Aunque ignoremos cómo se repartieron las obras los distintos miembros de la Primera Escuela Pergaménica, y por tanto sea mera hipótesis la atribución del Galo Ludovisi a Antígono de Caristo, lo que sí podemos afirmar es que, entre todos, crearon un estilo peculiar, con sus estructuras piramidales, con su mezcla de realismo y retórica, con su culto a la geometría temperado por un dramatismo que puede ser teatral o, por el contrario, profundo y contenido.
Con estas bases, es relativamente fácil agrupar en torno a estos autores, y a quienes con ellos pudieron colaborar (por ejemplo, un Praxíteles que trabajó en Pérgamo hacia el 200 a. C.), cierto número de obras que denotan una sensibilidad y estilo semejantes. Es el caso, por ejemplo, del conocido grupo de Menelao portando el cuerpo de Patroclo, también llamado de Pasquino por el nombre popular que recibe una de sus copias en Roma. Siguiendo fielmente al canto XVII de la Nada cuando relata que "hallábanse cubiertos por la niebla todos los guerreros que pugnaban alrededor del cadáver de Patroclo", el escultor -algunos dicen de nuevo que Antígono de Caristo- nos muestra a Menelao con la mirada perdida, como si al esfuerzo físico del cuerpo y a la tensión de la batalla se añadiese la sensación de ceguera.
También es probable que se realizase en el seno de esta escuela, entre otros grupos escultóricos, el que representa a Marsias a punto de ser desollado por un esclavo escita, ignoramos si en presencia de alguna figura de Apolo. En efecto, en este conjunto de Marsias y el Escita nos encontramos de nuevo con el análisis de una raza no griega, la del esclavo, un asiático procedente del sur de Rusia. Pero lo más interesante es sin duda la figura del propio Marsias, capaz de encerrar su callado y bárbaro dolor tras un estudio anatómico llamado a tener una proyección gigantesca e inesperada en el arte europeo: es, en efecto, la primera vez que se analiza la musculatura de un cuerpo colgado de las manos.

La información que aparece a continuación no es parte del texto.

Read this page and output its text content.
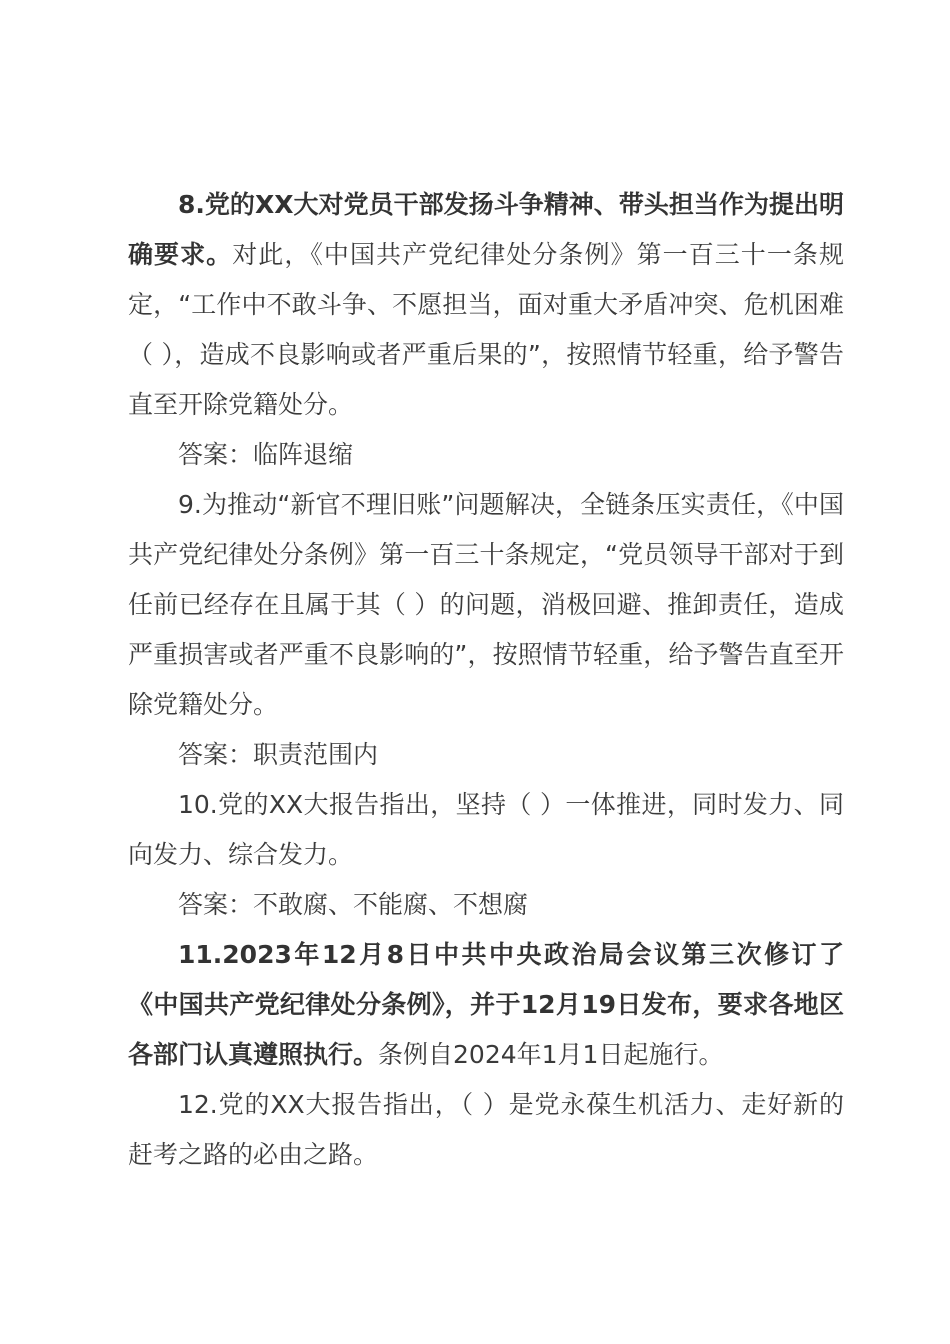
8.党的XX大对党员干部发扬斗争精神、带头担当作为提出明确要求。对此，《中国共产党纪律处分条例》第一百三十一条规定，“工作中不敢斗争、不愿担当，面对重大矛盾冲突、危机困难（ ），造成不良影响或者严重后果的”，按照情节轻重，给予警告直至开除党籍处分。

答案：临阵退缩

9.为推动“新官不理旧账”问题解决，全链条压实责任，《中国共产党纪律处分条例》第一百三十条规定，“党员领导干部对于到任前已经存在且属于其（ ）的问题，消极回避、推卸责任，造成严重损害或者严重不良影响的”，按照情节轻重，给予警告直至开除党籍处分。

答案：职责范围内

10.党的XX大报告指出，坚持（ ）一体推进，同时发力、同向发力、综合发力。

答案：不敢腐、不能腐、不想腐

11.2023年12月8日中共中央政治局会议第三次修订了《中国共产党纪律处分条例》，并于12月19日发布，要求各地区各部门认真遵照执行。条例自2024年1月1日起施行。

12.党的XX大报告指出，（ ）是党永葆生机活力、走好新的赶考之路的必由之路。
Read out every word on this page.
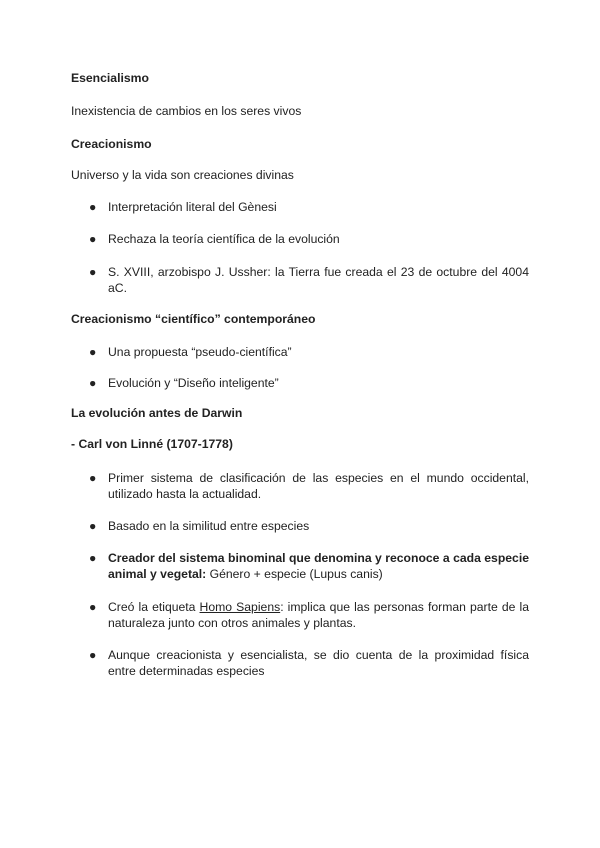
Esencialismo
Inexistencia de cambios en los seres vivos
Creacionismo
Universo y la vida son creaciones divinas
● Interpretación literal del Gènesi
● Rechaza la teoría científica de la evolución
● S. XVIII, arzobispo J. Ussher: la Tierra fue creada el 23 de octubre del 4004 aC.
Creacionismo “científico” contemporáneo
● Una propuesta “pseudo-científica”
● Evolución y “Diseño inteligente”
La evolución antes de Darwin
- Carl von Linné (1707-1778)
● Primer sistema de clasificación de las especies en el mundo occidental, utilizado hasta la actualidad.
● Basado en la similitud entre especies
● Creador del sistema binominal que denomina y reconoce a cada especie animal y vegetal: Género + especie (Lupus canis)
● Creó la etiqueta Homo Sapiens: implica que las personas forman parte de la naturaleza junto con otros animales y plantas.
● Aunque creacionista y esencialista, se dio cuenta de la proximidad física entre determinadas especies
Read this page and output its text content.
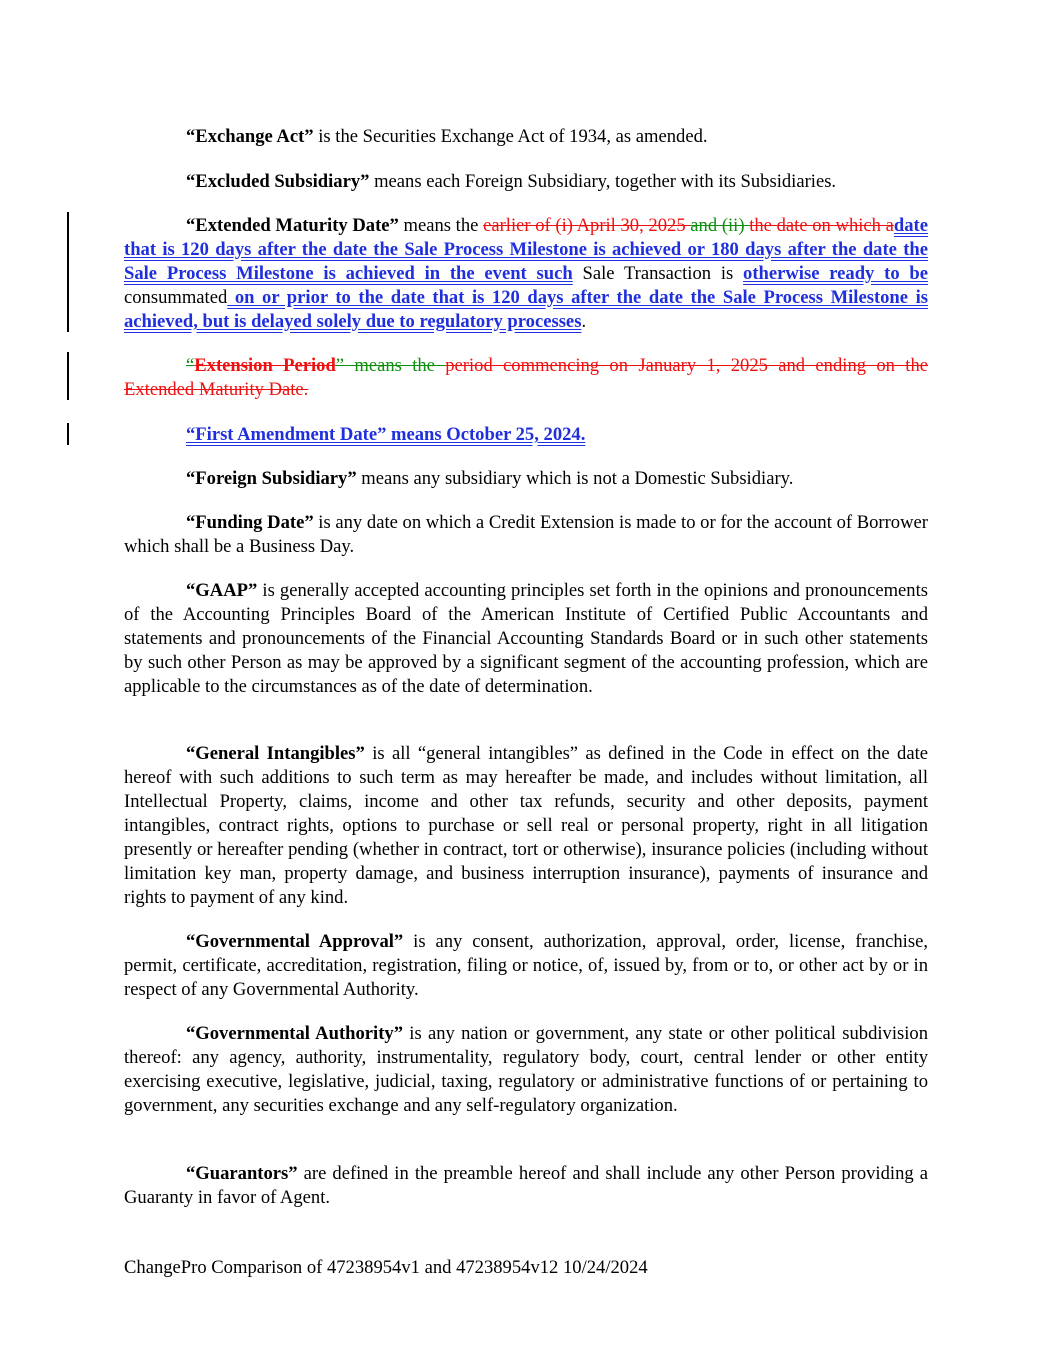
“Exchange Act” is the Securities Exchange Act of 1934, as amended.

“Excluded Subsidiary” means each Foreign Subsidiary, together with its Subsidiaries.

“Extended Maturity Date” means the earlier of (i) April 30, 2025 and (ii) the date on which adate that is 120 days after the date the Sale Process Milestone is achieved or 180 days after the date the Sale Process Milestone is achieved in the event such Sale Transaction is otherwise ready to be consummated on or prior to the date that is 120 days after the date the Sale Process Milestone is achieved, but is delayed solely due to regulatory processes.

“Extension Period” means the period commencing on January 1, 2025 and ending on the Extended Maturity Date.

“First Amendment Date” means October 25, 2024.

“Foreign Subsidiary” means any subsidiary which is not a Domestic Subsidiary.

“Funding Date” is any date on which a Credit Extension is made to or for the account of Borrower which shall be a Business Day.

“GAAP” is generally accepted accounting principles set forth in the opinions and pronouncements of the Accounting Principles Board of the American Institute of Certified Public Accountants and statements and pronouncements of the Financial Accounting Standards Board or in such other statements by such other Person as may be approved by a significant segment of the accounting profession, which are applicable to the circumstances as of the date of determination.

“General Intangibles” is all “general intangibles” as defined in the Code in effect on the date hereof with such additions to such term as may hereafter be made, and includes without limitation, all Intellectual Property, claims, income and other tax refunds, security and other deposits, payment intangibles, contract rights, options to purchase or sell real or personal property, right in all litigation presently or hereafter pending (whether in contract, tort or otherwise), insurance policies (including without limitation key man, property damage, and business interruption insurance), payments of insurance and rights to payment of any kind.

“Governmental Approval” is any consent, authorization, approval, order, license, franchise, permit, certificate, accreditation, registration, filing or notice, of, issued by, from or to, or other act by or in respect of any Governmental Authority.

“Governmental Authority” is any nation or government, any state or other political subdivision thereof: any agency, authority, instrumentality, regulatory body, court, central lender or other entity exercising executive, legislative, judicial, taxing, regulatory or administrative functions of or pertaining to government, any securities exchange and any self-regulatory organization.

“Guarantors” are defined in the preamble hereof and shall include any other Person providing a Guaranty in favor of Agent.

ChangePro Comparison of 47238954v1 and 47238954v12 10/24/2024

Mas no todas las obras de carácter pergaménico son grupos. Entre las figuras aisladas que denotan cierta conexión con la escuela cabe citar, por ejemplo, la conocida Vieja borracha de Mirón de Tebas. Este autor, que trabajó posiblemente en Pérgamo en torno al 200 a. C., se revela, como sus compañeros, un estudioso prolijo de anatomías no clásicas -en este caso, la propia de la ancianidad-, pero les concede algo de retórico, con unas arrugas algo rígidas y convencionales, todo ello dentro de una estructura geométrica perfecta, absolutamente cónica.